Today’s supply chain leaders are facing a perfect storm of new disruptive technologies that will transform the management of supply chain operations. Over the years, we have seen cloud, mobile, and big data technologies enter the supply chain, but today IoT, AI, drones, 3D printing, blockchain, and augmented reality (AR) are all jostling for the attention of CIO budgets. These new technologies will require investment in new network infrastructures. More importantly, new enterprise solutions can leverage the information and insights provided by these technologies and apply it across the supply chain. We are seeing the supply chains of today evolve into the connected and intelligent digital ecosystems of tomorrow. For the purposes of this article, let’s see how augmented reality could impact tomorrow’s supply chains.
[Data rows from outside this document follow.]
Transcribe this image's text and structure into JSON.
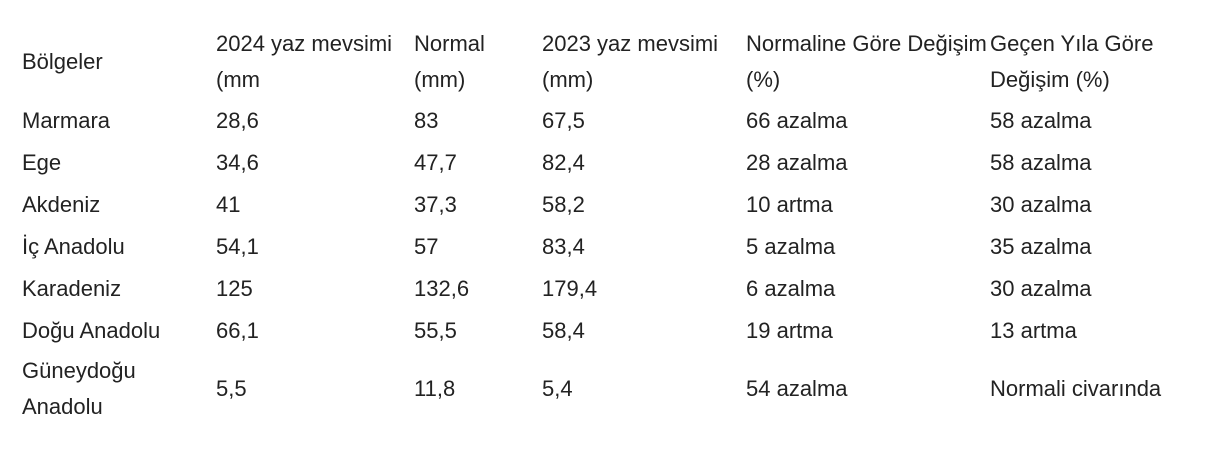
{
  "chart_data": {
    "type": "table",
    "columns": [
      "Bölgeler",
      "2024 yaz mevsimi (mm",
      "Normal (mm)",
      "2023 yaz mevsimi (mm)",
      "Normaline Göre Değişim (%)",
      "Geçen Yıla Göre Değişim (%)"
    ],
    "rows": [
      [
        "Marmara",
        "28,6",
        "83",
        "67,5",
        "66 azalma",
        "58 azalma"
      ],
      [
        "Ege",
        "34,6",
        "47,7",
        "82,4",
        "28 azalma",
        "58 azalma"
      ],
      [
        "Akdeniz",
        "41",
        "37,3",
        "58,2",
        "10 artma",
        "30 azalma"
      ],
      [
        "İç Anadolu",
        "54,1",
        "57",
        "83,4",
        "5 azalma",
        "35 azalma"
      ],
      [
        "Karadeniz",
        "125",
        "132,6",
        "179,4",
        "6 azalma",
        "30 azalma"
      ],
      [
        "Doğu Anadolu",
        "66,1",
        "55,5",
        "58,4",
        "19 artma",
        "13 artma"
      ],
      [
        "Güneydoğu Anadolu",
        "5,5",
        "11,8",
        "5,4",
        "54 azalma",
        "Normali civarında"
      ]
    ]
  }
}
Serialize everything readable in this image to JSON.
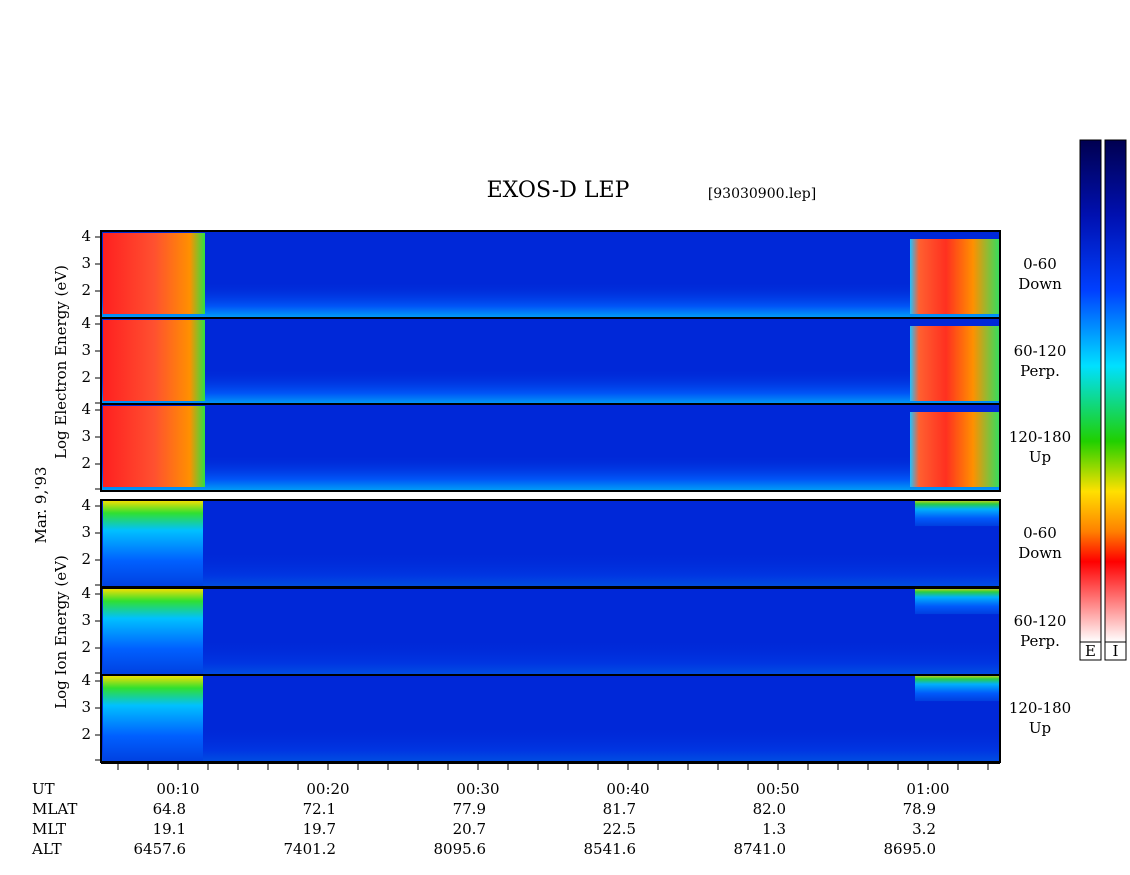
{
  "header": {
    "title": "EXOS-D LEP",
    "file": "[93030900.lep]"
  },
  "side_labels": {
    "date": "Mar. 9,'93",
    "electron": "Log Electron Energy (eV)",
    "ion": "Log Ion Energy (eV)"
  },
  "panels": [
    {
      "yticks": [
        "4",
        "3",
        "2"
      ],
      "label": [
        "0-60",
        "Down"
      ]
    },
    {
      "yticks": [
        "4",
        "3",
        "2"
      ],
      "label": [
        "60-120",
        "Perp."
      ]
    },
    {
      "yticks": [
        "4",
        "3",
        "2"
      ],
      "label": [
        "120-180",
        "Up"
      ]
    },
    {
      "yticks": [
        "4",
        "3",
        "2"
      ],
      "label": [
        "0-60",
        "Down"
      ]
    },
    {
      "yticks": [
        "4",
        "3",
        "2"
      ],
      "label": [
        "60-120",
        "Perp."
      ]
    },
    {
      "yticks": [
        "4",
        "3",
        "2"
      ],
      "label": [
        "120-180",
        "Up"
      ]
    }
  ],
  "colorbars": [
    "E",
    "I"
  ],
  "time_ticks": [
    "00:10",
    "00:20",
    "00:30",
    "00:40",
    "00:50",
    "01:00"
  ],
  "table": {
    "rows": [
      {
        "label": "UT",
        "values": []
      },
      {
        "label": "MLAT",
        "values": [
          "64.8",
          "72.1",
          "77.9",
          "81.7",
          "82.0",
          "78.9"
        ]
      },
      {
        "label": "MLT",
        "values": [
          "19.1",
          "19.7",
          "20.7",
          "22.5",
          "1.3",
          "3.2"
        ]
      },
      {
        "label": "ALT",
        "values": [
          "6457.6",
          "7401.2",
          "8095.6",
          "8541.6",
          "8741.0",
          "8695.0"
        ]
      }
    ]
  }
}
Electronic data interchange (EDI) based transactions allow companies to exchange business documents such as purchase orders and invoices in an electronic format. However, EDI documents can be difficult to understand to the untrained eye, but what if you could visualize your trading partner community in a 3D, virtual representation of your business network and then show the EDI transactions flowing across the ecosystem? As analytics starts to be deployed across more supply chains, there will be an increasing need to visually represent this data in a meaningful way, for anyone to understand. AR technology could potentially be the solution to help and the primary goal of AR is to overlay a real-world environment with highly detailed and interactive 3D models of information.
In the image below, a supply chain director is standing in front of a conference table, wearing an AR headset, such as Microsoft’s HoloLens, and is preparing to view and interact with a 3D representation of the supply chain.
By leveraging certain spoken commands, they can interact with their virtual supply chain in a number of ways:
“Overlay virtual supply chain on conference table.” - A virtual representation of the supply chain appears in front of them.
“Display key trading partners to US and EMEA factories.”- Factories are represented on the left and key trading partners are overlaid on the right of the virtual supply chain.
“Run transactions flows from 14th September 2018.”- All transactions from a specific date or period of time can be displayed with animated documents flowing between the trading partners and the customer.
“Display this purchase order to Supplier 1.”- The user can reach out and point to a specific transaction. The details are shown as a virtual representation of the physical document, whether it be a purchase order, invoice, advance ship notice, or acknowledgement transaction.
Once the supply chain has been displayed and trading partners with transaction flows have been overlaid, the supply chain director could run a number of queries:
Run ‘what if’ scenarios across the interactive model - For example, if a new plant opens in China and a company needs to connect new trading partners to their Business Network, running the transaction flow simulation in AR could help them analyze what impact it will have on the volume of B2B transactions moving across the ecosystem.
Allow supply chain information to become more pervasive across the enterprise. - For example, senior executives could take part in supply chain review meetings as the information presented in the AR environment would be easier to access and understand than through a traditional supply chain review process.
Review shipments transported by 3PL providers. - In addition to reviewing transaction flows in AR, you could also review the associated shipments being transported by 3PL providers. It is one thing running a simulation of transaction flows, but being able to watch shipments as they leave their point of manufacture and proceed to their point of delivery across a virtual model of a supply chain with 3D models of lorries, trains, planes, and ships presented in AR could be quite powerful.
Leverage AR for disruption management. - After a natural disaster has impacted a supply chain, AR could be used as a virtual situation room to analyze the effect of the disruption on a supply chain. “Overlay latest supply chain disruptions” would highlight which suppliers or 3PL carriers are likely to be impacted and alternative plans can be made. Different disruption types can be represented as 3D models and this would be updated by ingesting information from various news, social, and weather feeds.
Improving end-to-end visibility is one of the key challenges facing supply chain leaders today and even though this is being achieved in the literal sense by AR, it still offers a unique way to visualize and interact with supply chain related information. As supply chain control towers and war rooms are becoming more of a common place, AR will allow companies to take this to the next level.